3. Integration of Advanced Technologies: The integration of advanced technologies like AI, cybersecurity, and unmanned systems in defense systems is pushing demand higher. As defense companies adopt these technologies, they become more attractive to investors, further driving the growth of defense ETFs.
4. Investor Interest: Investors are increasingly interested in the defense sector due to its stable revenue streams and potential for growth. The launch of new defense-focused ETFs in Asia Pacific, such as the VanEck Global Defence ETF in Australia, reflects this growing investor interest.
5. Diversification and Risk Management: Investing in defense ETFs can provide diversification and risk management benefits, as the sector tends to perform well during times of geopolitical uncertainty and market volatility.

These factors suggest that the growth of defense ETFs is sustainable in the long term, as they are driven by underlying trends in geopolitics, defense spending, and technological advancements.

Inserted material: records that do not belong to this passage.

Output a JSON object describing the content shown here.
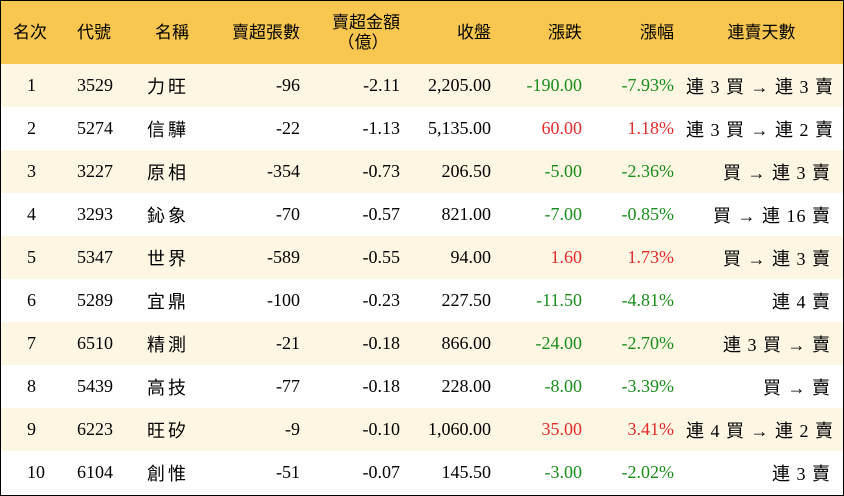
{
  "columns": {
    "rank": "名次",
    "code": "代號",
    "name": "名稱",
    "net_sell_lots": "賣超張數",
    "net_sell_amount_line1": "賣超金額",
    "net_sell_amount_line2": "（億）",
    "close": "收盤",
    "change": "漲跌",
    "change_pct": "漲幅",
    "streak": "連賣天數"
  },
  "colors": {
    "header_bg": "#f9c74f",
    "row_odd_bg": "#fdf6e3",
    "row_even_bg": "#ffffff",
    "up": "#e32b2b",
    "down": "#1a8c1a"
  },
  "rows": [
    {
      "rank": "1",
      "code": "3529",
      "name": "力旺",
      "net_sell_lots": "-96",
      "net_sell_amount": "-2.11",
      "close": "2,205.00",
      "change": "-190.00",
      "change_pct": "-7.93%",
      "direction": "down",
      "streak": "連 3 買 → 連 3 賣"
    },
    {
      "rank": "2",
      "code": "5274",
      "name": "信驊",
      "net_sell_lots": "-22",
      "net_sell_amount": "-1.13",
      "close": "5,135.00",
      "change": "60.00",
      "change_pct": "1.18%",
      "direction": "up",
      "streak": "連 3 買 → 連 2 賣"
    },
    {
      "rank": "3",
      "code": "3227",
      "name": "原相",
      "net_sell_lots": "-354",
      "net_sell_amount": "-0.73",
      "close": "206.50",
      "change": "-5.00",
      "change_pct": "-2.36%",
      "direction": "down",
      "streak": "買 → 連 3 賣"
    },
    {
      "rank": "4",
      "code": "3293",
      "name": "鈊象",
      "net_sell_lots": "-70",
      "net_sell_amount": "-0.57",
      "close": "821.00",
      "change": "-7.00",
      "change_pct": "-0.85%",
      "direction": "down",
      "streak": "買 → 連 16 賣"
    },
    {
      "rank": "5",
      "code": "5347",
      "name": "世界",
      "net_sell_lots": "-589",
      "net_sell_amount": "-0.55",
      "close": "94.00",
      "change": "1.60",
      "change_pct": "1.73%",
      "direction": "up",
      "streak": "買 → 連 3 賣"
    },
    {
      "rank": "6",
      "code": "5289",
      "name": "宜鼎",
      "net_sell_lots": "-100",
      "net_sell_amount": "-0.23",
      "close": "227.50",
      "change": "-11.50",
      "change_pct": "-4.81%",
      "direction": "down",
      "streak": "連 4 賣"
    },
    {
      "rank": "7",
      "code": "6510",
      "name": "精測",
      "net_sell_lots": "-21",
      "net_sell_amount": "-0.18",
      "close": "866.00",
      "change": "-24.00",
      "change_pct": "-2.70%",
      "direction": "down",
      "streak": "連 3 買 → 賣"
    },
    {
      "rank": "8",
      "code": "5439",
      "name": "高技",
      "net_sell_lots": "-77",
      "net_sell_amount": "-0.18",
      "close": "228.00",
      "change": "-8.00",
      "change_pct": "-3.39%",
      "direction": "down",
      "streak": "買 → 賣"
    },
    {
      "rank": "9",
      "code": "6223",
      "name": "旺矽",
      "net_sell_lots": "-9",
      "net_sell_amount": "-0.10",
      "close": "1,060.00",
      "change": "35.00",
      "change_pct": "3.41%",
      "direction": "up",
      "streak": "連 4 買 → 連 2 賣"
    },
    {
      "rank": "10",
      "code": "6104",
      "name": "創惟",
      "net_sell_lots": "-51",
      "net_sell_amount": "-0.07",
      "close": "145.50",
      "change": "-3.00",
      "change_pct": "-2.02%",
      "direction": "down",
      "streak": "連 3 賣"
    }
  ]
}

However, it is essential to monitor geopolitical developments and defense spending trends to assess the sustainability of this growth.

In conclusion, defense ETFs have shown resilience in the face of geopolitical uncertainty, with three prominent funds maintaining their gains even after reports of a ceasefire between Israel and Hamas. The long-term potential of these defense ETFs is driven by factors such as increasing geopolitical tensions, rising defense budgets, and the integration of advanced technologies. Investors should consider these ETFs as a stable and growth-oriented addition to their portfolios, given the persistent geopolitical risks and the sector's potential for long-term growth.